Getting through five rounds and all the heat and humidity that came with it made the week in Baltimore that much more satisfying for Zawacki, who is still an amateur as she considers college or turning pro.

"I played a lot of great players all week, so I knew I had to be playing well because I was able to pull those out," said Zawacki, who upset top-seeded Jin of South Korea in the second round. "I knew [Nakamura] was going to be tough, too, so I just bit my lip and went in there to be ready for the best."

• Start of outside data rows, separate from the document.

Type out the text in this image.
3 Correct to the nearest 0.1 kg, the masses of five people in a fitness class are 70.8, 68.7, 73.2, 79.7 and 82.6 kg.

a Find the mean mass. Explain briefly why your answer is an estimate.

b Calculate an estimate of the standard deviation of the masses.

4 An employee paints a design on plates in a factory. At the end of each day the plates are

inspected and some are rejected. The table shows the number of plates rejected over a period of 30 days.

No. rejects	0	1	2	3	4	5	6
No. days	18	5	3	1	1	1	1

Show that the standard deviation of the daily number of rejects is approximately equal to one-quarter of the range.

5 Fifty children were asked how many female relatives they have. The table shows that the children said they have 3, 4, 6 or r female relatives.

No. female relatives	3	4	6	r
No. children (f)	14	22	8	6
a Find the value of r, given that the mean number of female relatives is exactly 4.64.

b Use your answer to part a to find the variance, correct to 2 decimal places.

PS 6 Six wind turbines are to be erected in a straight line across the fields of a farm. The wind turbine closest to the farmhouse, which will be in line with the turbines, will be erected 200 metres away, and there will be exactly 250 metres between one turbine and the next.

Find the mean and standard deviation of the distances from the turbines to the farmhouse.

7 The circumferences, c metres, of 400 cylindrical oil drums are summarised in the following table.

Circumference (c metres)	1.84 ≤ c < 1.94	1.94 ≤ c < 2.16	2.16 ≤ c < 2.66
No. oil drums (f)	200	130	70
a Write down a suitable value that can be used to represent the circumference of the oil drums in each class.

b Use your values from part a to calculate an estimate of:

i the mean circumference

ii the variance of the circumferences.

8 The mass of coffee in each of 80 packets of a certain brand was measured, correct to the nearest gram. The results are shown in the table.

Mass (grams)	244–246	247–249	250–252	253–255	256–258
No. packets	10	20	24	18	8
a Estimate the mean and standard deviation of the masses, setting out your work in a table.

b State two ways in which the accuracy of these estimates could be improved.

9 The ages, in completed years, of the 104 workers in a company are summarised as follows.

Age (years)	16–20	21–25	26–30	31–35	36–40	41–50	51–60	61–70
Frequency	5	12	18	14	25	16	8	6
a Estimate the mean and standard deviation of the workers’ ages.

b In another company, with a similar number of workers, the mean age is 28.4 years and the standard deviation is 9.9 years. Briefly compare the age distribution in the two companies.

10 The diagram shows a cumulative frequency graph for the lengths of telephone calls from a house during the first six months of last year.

She opened by winning the first four games and then when Nakamura, who turned pro earlier this year, settled in to get the first set even at 4, Zawacki was able to regroup.

Strong first serves and a key backhand winner from the baseline that found the left corner put Zawacki up 5-4, and then she broke Nakamura by forcing errors with deep returns.

"At four-all, it has happened to me before so I just told myself I had been through this so many times, I just had to make her play and that's what I did," Zawacki said. "I didn't want to give the first set away, and I knew I just had to go out and earn it."

Nakamura was up 5-3 in the second set when Zawacki battled back to get even at 5 and then took control with the longest game of the afternoon. She overcame three break points to take a 6-5 lead and then enjoyed a love game for the championship.

"I felt when I was able to put the pressure on her that she couldn't always take it," Zawacki said. "She's a good player from the back, but she's a little uncomfortable with the pace. I felt if I could keep the pressure on, I would eventually get a short ball to close points out."

After not surrendering a set to their first three doubles opponents, Castellvi and Wiski responded favorably at their first hint of adversity when Jin and Dziamidzenka took the second set to draw even. With Castellvi seemingly chasing down every ball and Wiski controlling the net, plus strong serving and serve returns from both, the former college teammates pulled through.

On championship point, a strong serve from Castellvi set up an easy smash at the net from Wiski for the win.

"We just stayed really confident and kept going forward. We just said we're not holding back for anything," said Castellvi, who will be a senior at Tennessee. Wiski graduated in the spring.